Breve poema nº 46 para Ana Isabel

 


Breve poema nº 46 para Ana Isabel

 Alguns dos algarismos do meu neto Pedro são perfeitos mas outros são mais que perfeitos; rigorosos, acabados e exactos. Quase parecem saídos do caixotim duma tipografia.

Um dia dei-lhe uma folha A5 e pedi-lhe o registo imediato da sua caligráfica obra de arte. Em 1966 a Caligrafia era uma disciplina do velho Curso Geral do Comércio; não foi assim há tanto tempo.   

Afinal no sangue pisado da vida, ninguém sabe se nas Artes ou nas Letras, vai haver para ele um futuro caminho para o seu actual talento no desenho dos algarismos.

José do Carmo Francisco          

 

sexta-feira, 13 de agosto de 2021

Breve poema nº 45 para Ana Isabel

 


Breve poema nº 45 para Ana Isabel

Meu neto Lucas passa todos os dias à porta da casa onde viveu Charles Gounod, ali a meio caminho entre Blackheath Park e o Paragon, com os patos, os ventos e os papagaios de papel.

Quando no telefone o ouço ao piano na perseguição do tom mais perfeito para uma próxima apresentação pública, percebo melhor como toda a obra de arte (até a arte pobre das palavras) precisa do seu tempo de oficina. 

Afinal os aplausos na Sala do Conservatório atingem um valor elevado pois são o preço do trabalho obscuro e continuado que foi preciso fazer para os alcançar.

José do Carmo Francisco


sexta-feira, 16 de julho de 2021

Breve poema nº 44 para Ana Isabel


Breve poema nº 44 para Ana Isabel

«Gosto desta casa apesar dos bêbados durante a noite» - esta frase do meu neto Tomás explica uma ideia de pertença mesmo com a revolta, a raiva e o rancor dos noctívagos a descerem a Rua da Rosa com gritos para um Mundo que não os ouve.

Eu, pela minha parte, gosto muito das linhas rigorosas e límpidas duma casa por si desenhada em Greenwich, ali à beira do Tamisa, perto dos Museus, dos Cinemas e das Livrarias.

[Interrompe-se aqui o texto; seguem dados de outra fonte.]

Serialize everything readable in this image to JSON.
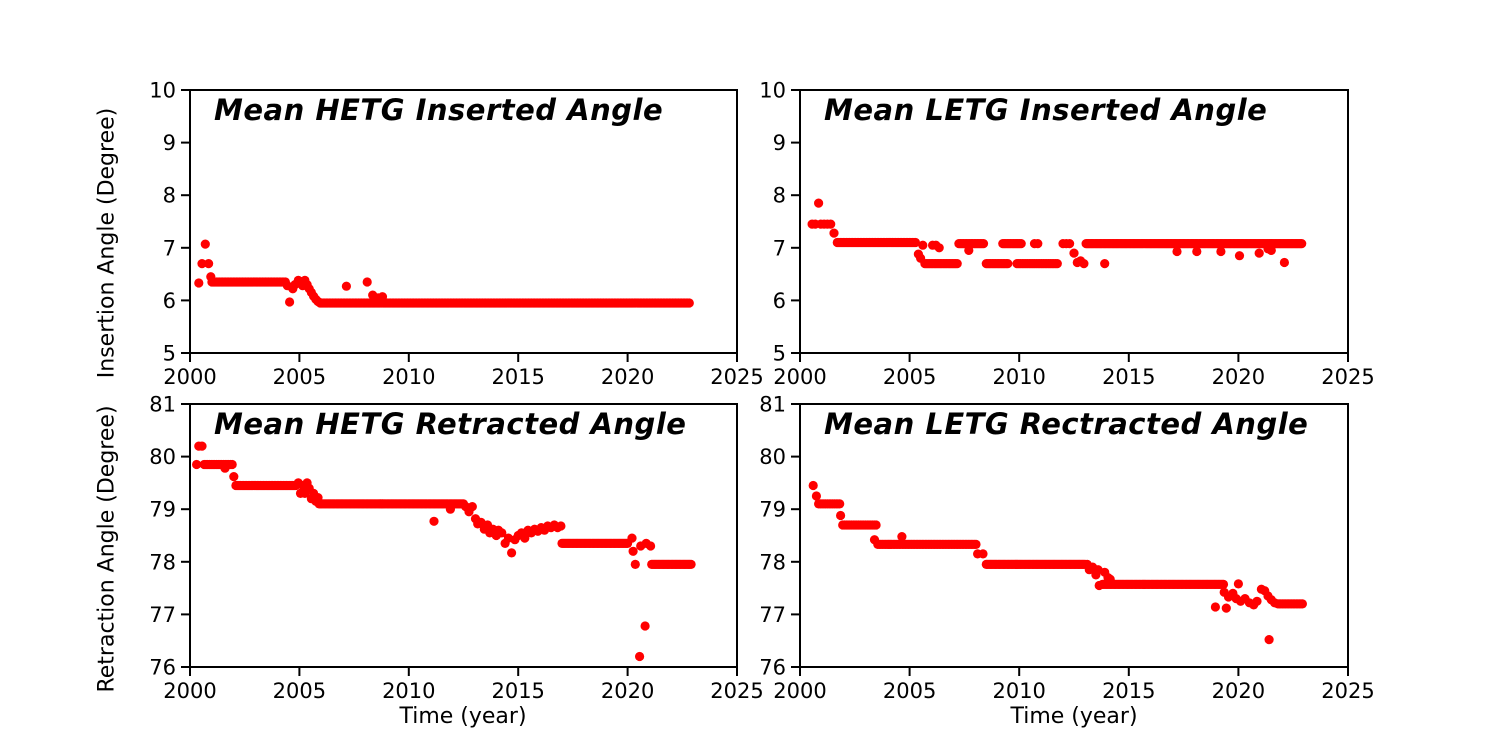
{
  "figure": {
    "background": "#ffffff",
    "axis_color": "#000000",
    "marker_color": "#ff0000"
  },
  "chart_data": [
    {
      "id": "hetg-inserted",
      "type": "scatter",
      "title": "Mean HETG Inserted Angle",
      "xlabel": "",
      "ylabel": "Insertion Angle (Degree)",
      "xlim": [
        2000,
        2025
      ],
      "ylim": [
        5,
        10
      ],
      "x_ticks": [
        2000,
        2005,
        2010,
        2015,
        2020,
        2025
      ],
      "y_ticks": [
        5,
        6,
        7,
        8,
        9,
        10
      ],
      "grid": false,
      "legend": "none",
      "marker_color": "#ff0000",
      "series": [
        {
          "name": "mean inserted angle",
          "plateaus": [
            {
              "x0": 2001.0,
              "x1": 2004.35,
              "y": 6.35,
              "step": 0.07
            },
            {
              "x0": 2005.95,
              "x1": 2022.85,
              "y": 5.95,
              "step": 0.07
            }
          ],
          "points": [
            [
              2000.4,
              6.33
            ],
            [
              2000.55,
              6.7
            ],
            [
              2000.7,
              7.07
            ],
            [
              2000.85,
              6.7
            ],
            [
              2000.95,
              6.45
            ],
            [
              2004.45,
              6.28
            ],
            [
              2004.55,
              5.97
            ],
            [
              2004.7,
              6.22
            ],
            [
              2004.8,
              6.3
            ],
            [
              2004.95,
              6.38
            ],
            [
              2005.05,
              6.35
            ],
            [
              2005.15,
              6.28
            ],
            [
              2005.25,
              6.38
            ],
            [
              2005.35,
              6.3
            ],
            [
              2005.45,
              6.22
            ],
            [
              2005.55,
              6.15
            ],
            [
              2005.65,
              6.08
            ],
            [
              2005.75,
              6.02
            ],
            [
              2005.85,
              5.98
            ],
            [
              2007.15,
              6.27
            ],
            [
              2008.1,
              6.35
            ],
            [
              2008.35,
              6.1
            ],
            [
              2008.6,
              6.05
            ],
            [
              2008.8,
              6.07
            ]
          ]
        }
      ]
    },
    {
      "id": "letg-inserted",
      "type": "scatter",
      "title": "Mean LETG Inserted Angle",
      "xlabel": "",
      "ylabel": "",
      "xlim": [
        2000,
        2025
      ],
      "ylim": [
        5,
        10
      ],
      "x_ticks": [
        2000,
        2005,
        2010,
        2015,
        2020,
        2025
      ],
      "y_ticks": [
        5,
        6,
        7,
        8,
        9,
        10
      ],
      "grid": false,
      "legend": "none",
      "marker_color": "#ff0000",
      "series": [
        {
          "name": "mean inserted angle",
          "plateaus": [
            {
              "x0": 2001.7,
              "x1": 2005.3,
              "y": 7.1,
              "step": 0.07
            },
            {
              "x0": 2005.7,
              "x1": 2007.15,
              "y": 6.7,
              "step": 0.07
            },
            {
              "x0": 2007.25,
              "x1": 2008.35,
              "y": 7.08,
              "step": 0.07
            },
            {
              "x0": 2008.5,
              "x1": 2009.5,
              "y": 6.7,
              "step": 0.07
            },
            {
              "x0": 2009.25,
              "x1": 2010.1,
              "y": 7.08,
              "step": 0.07
            },
            {
              "x0": 2009.9,
              "x1": 2011.75,
              "y": 6.7,
              "step": 0.08
            },
            {
              "x0": 2013.05,
              "x1": 2022.9,
              "y": 7.08,
              "step": 0.06
            }
          ],
          "points": [
            [
              2000.55,
              7.45
            ],
            [
              2000.7,
              7.45
            ],
            [
              2000.85,
              7.85
            ],
            [
              2000.95,
              7.45
            ],
            [
              2001.1,
              7.45
            ],
            [
              2001.25,
              7.45
            ],
            [
              2001.4,
              7.45
            ],
            [
              2001.55,
              7.28
            ],
            [
              2005.4,
              6.88
            ],
            [
              2005.5,
              6.8
            ],
            [
              2005.6,
              7.05
            ],
            [
              2006.05,
              7.05
            ],
            [
              2006.2,
              7.05
            ],
            [
              2006.35,
              7.0
            ],
            [
              2007.7,
              6.95
            ],
            [
              2010.7,
              7.08
            ],
            [
              2010.85,
              7.08
            ],
            [
              2012.0,
              7.08
            ],
            [
              2012.15,
              7.08
            ],
            [
              2012.3,
              7.08
            ],
            [
              2012.5,
              6.9
            ],
            [
              2012.65,
              6.72
            ],
            [
              2012.8,
              6.75
            ],
            [
              2012.95,
              6.7
            ],
            [
              2013.9,
              6.7
            ],
            [
              2017.2,
              6.93
            ],
            [
              2018.1,
              6.93
            ],
            [
              2019.2,
              6.93
            ],
            [
              2020.05,
              6.85
            ],
            [
              2020.95,
              6.9
            ],
            [
              2021.35,
              6.98
            ],
            [
              2021.5,
              6.95
            ],
            [
              2022.1,
              6.72
            ]
          ]
        }
      ]
    },
    {
      "id": "hetg-retracted",
      "type": "scatter",
      "title": "Mean HETG Retracted Angle",
      "xlabel": "Time (year)",
      "ylabel": "Retraction Angle (Degree)",
      "xlim": [
        2000,
        2025
      ],
      "ylim": [
        76,
        81
      ],
      "x_ticks": [
        2000,
        2005,
        2010,
        2015,
        2020,
        2025
      ],
      "y_ticks": [
        76,
        77,
        78,
        79,
        80,
        81
      ],
      "grid": false,
      "legend": "none",
      "marker_color": "#ff0000",
      "series": [
        {
          "name": "mean retracted angle",
          "plateaus": [
            {
              "x0": 2000.65,
              "x1": 2001.9,
              "y": 79.85,
              "step": 0.08
            },
            {
              "x0": 2002.1,
              "x1": 2004.85,
              "y": 79.45,
              "step": 0.07
            },
            {
              "x0": 2005.9,
              "x1": 2012.5,
              "y": 79.1,
              "step": 0.06
            },
            {
              "x0": 2017.0,
              "x1": 2020.0,
              "y": 78.35,
              "step": 0.06
            },
            {
              "x0": 2021.1,
              "x1": 2022.9,
              "y": 77.95,
              "step": 0.06
            }
          ],
          "points": [
            [
              2000.3,
              79.85
            ],
            [
              2000.4,
              80.2
            ],
            [
              2000.55,
              80.2
            ],
            [
              2001.6,
              79.78
            ],
            [
              2002.0,
              79.62
            ],
            [
              2004.95,
              79.5
            ],
            [
              2005.05,
              79.3
            ],
            [
              2005.15,
              79.45
            ],
            [
              2005.25,
              79.3
            ],
            [
              2005.35,
              79.5
            ],
            [
              2005.45,
              79.4
            ],
            [
              2005.55,
              79.2
            ],
            [
              2005.65,
              79.3
            ],
            [
              2005.75,
              79.15
            ],
            [
              2005.85,
              79.22
            ],
            [
              2011.15,
              78.77
            ],
            [
              2011.9,
              79.0
            ],
            [
              2012.6,
              79.05
            ],
            [
              2012.75,
              78.95
            ],
            [
              2012.9,
              79.05
            ],
            [
              2013.05,
              78.82
            ],
            [
              2013.15,
              78.72
            ],
            [
              2013.3,
              78.75
            ],
            [
              2013.45,
              78.62
            ],
            [
              2013.6,
              78.7
            ],
            [
              2013.7,
              78.55
            ],
            [
              2013.85,
              78.62
            ],
            [
              2014.0,
              78.5
            ],
            [
              2014.1,
              78.6
            ],
            [
              2014.25,
              78.55
            ],
            [
              2014.4,
              78.35
            ],
            [
              2014.55,
              78.45
            ],
            [
              2014.7,
              78.17
            ],
            [
              2014.85,
              78.42
            ],
            [
              2015.0,
              78.5
            ],
            [
              2015.15,
              78.55
            ],
            [
              2015.3,
              78.45
            ],
            [
              2015.45,
              78.6
            ],
            [
              2015.6,
              78.55
            ],
            [
              2015.75,
              78.62
            ],
            [
              2015.9,
              78.58
            ],
            [
              2016.05,
              78.65
            ],
            [
              2016.2,
              78.6
            ],
            [
              2016.35,
              78.68
            ],
            [
              2016.5,
              78.65
            ],
            [
              2016.65,
              78.7
            ],
            [
              2016.8,
              78.65
            ],
            [
              2016.95,
              78.68
            ],
            [
              2020.2,
              78.45
            ],
            [
              2020.25,
              78.2
            ],
            [
              2020.35,
              77.95
            ],
            [
              2020.6,
              78.3
            ],
            [
              2020.85,
              78.35
            ],
            [
              2021.05,
              78.3
            ],
            [
              2020.55,
              76.2
            ],
            [
              2020.8,
              76.78
            ]
          ]
        }
      ]
    },
    {
      "id": "letg-retracted",
      "type": "scatter",
      "title": "Mean LETG Rectracted Angle",
      "xlabel": "Time (year)",
      "ylabel": "",
      "xlim": [
        2000,
        2025
      ],
      "ylim": [
        76,
        81
      ],
      "x_ticks": [
        2000,
        2005,
        2010,
        2015,
        2020,
        2025
      ],
      "y_ticks": [
        76,
        77,
        78,
        79,
        80,
        81
      ],
      "grid": false,
      "legend": "none",
      "marker_color": "#ff0000",
      "series": [
        {
          "name": "mean retracted angle",
          "plateaus": [
            {
              "x0": 2000.85,
              "x1": 2001.8,
              "y": 79.1,
              "step": 0.08
            },
            {
              "x0": 2001.95,
              "x1": 2003.45,
              "y": 78.7,
              "step": 0.08
            },
            {
              "x0": 2003.55,
              "x1": 2008.05,
              "y": 78.33,
              "step": 0.07
            },
            {
              "x0": 2008.5,
              "x1": 2013.0,
              "y": 77.95,
              "step": 0.06
            },
            {
              "x0": 2013.8,
              "x1": 2019.3,
              "y": 77.57,
              "step": 0.06
            },
            {
              "x0": 2021.8,
              "x1": 2022.95,
              "y": 77.2,
              "step": 0.07
            }
          ],
          "points": [
            [
              2000.6,
              79.45
            ],
            [
              2000.75,
              79.25
            ],
            [
              2001.85,
              78.88
            ],
            [
              2003.4,
              78.42
            ],
            [
              2004.65,
              78.48
            ],
            [
              2008.1,
              78.15
            ],
            [
              2008.35,
              78.15
            ],
            [
              2013.1,
              77.95
            ],
            [
              2013.2,
              77.85
            ],
            [
              2013.35,
              77.9
            ],
            [
              2013.5,
              77.75
            ],
            [
              2013.6,
              77.85
            ],
            [
              2013.65,
              77.55
            ],
            [
              2013.9,
              77.8
            ],
            [
              2014.05,
              77.7
            ],
            [
              2014.15,
              77.67
            ],
            [
              2018.95,
              77.14
            ],
            [
              2019.35,
              77.42
            ],
            [
              2019.45,
              77.12
            ],
            [
              2019.55,
              77.33
            ],
            [
              2019.75,
              77.4
            ],
            [
              2019.9,
              77.3
            ],
            [
              2020.0,
              77.58
            ],
            [
              2020.1,
              77.25
            ],
            [
              2020.3,
              77.3
            ],
            [
              2020.5,
              77.22
            ],
            [
              2020.7,
              77.18
            ],
            [
              2020.85,
              77.25
            ],
            [
              2021.05,
              77.48
            ],
            [
              2021.2,
              77.45
            ],
            [
              2021.35,
              77.35
            ],
            [
              2021.5,
              77.28
            ],
            [
              2021.65,
              77.22
            ],
            [
              2021.4,
              76.52
            ]
          ]
        }
      ]
    }
  ]
}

Afinal foi na avó Joan, na mãe Ana e no pai Ian que todos os desenhos começaram a dar razão à nossa tão conhecida frase feita - «filho de peixe sabe nadar».    

José do Carmo Francisco


terça-feira, 15 de junho de 2021

Estremadura

 


Estremadura

(para a Leonoreta Leitão)

Nas férias grandes ainda sem peso no calendário
Nos dias cheios de iodo no sol da tarde
Molhava os pés na beira do mar e não era
Essa porta nem esse caminho para sair do medo.
Ninguém tinha chaves – só tínhamos o mar
Coisa que obviamente não nos pertencia.
Nas férias grandes as pedras das casas sem mudar
A voz sufocada nos corredores compridos
Era a nossa voz a deitar para dentro
As grandes dúvidas duma porta fechada.
Ninguém tinha chaves – só tínhamos o mar
Coisa que obviamente não nos pertencia.
 
José do Carmo Francisco
 
(Fotografia de Luís Eme)

quarta-feira, 2 de junho de 2021

Breve poema nº 39 para Ana Isabel


Breve poema nº 39 para Ana Isabel

 

Lugar de Ser é o título de um pequeno e modesto livro colectivo publicado em 2-6-1971, produzido a stêncil na Escola Comercial Veiga Beirão em Lisboa.

Cinquenta anos depois recordo com alguma emoção, surpresa e ternura esses tímidos  primeiros passos de um ofício a que Alves Redol, poucos anos antes, chamou «charrua em campo de pedras».  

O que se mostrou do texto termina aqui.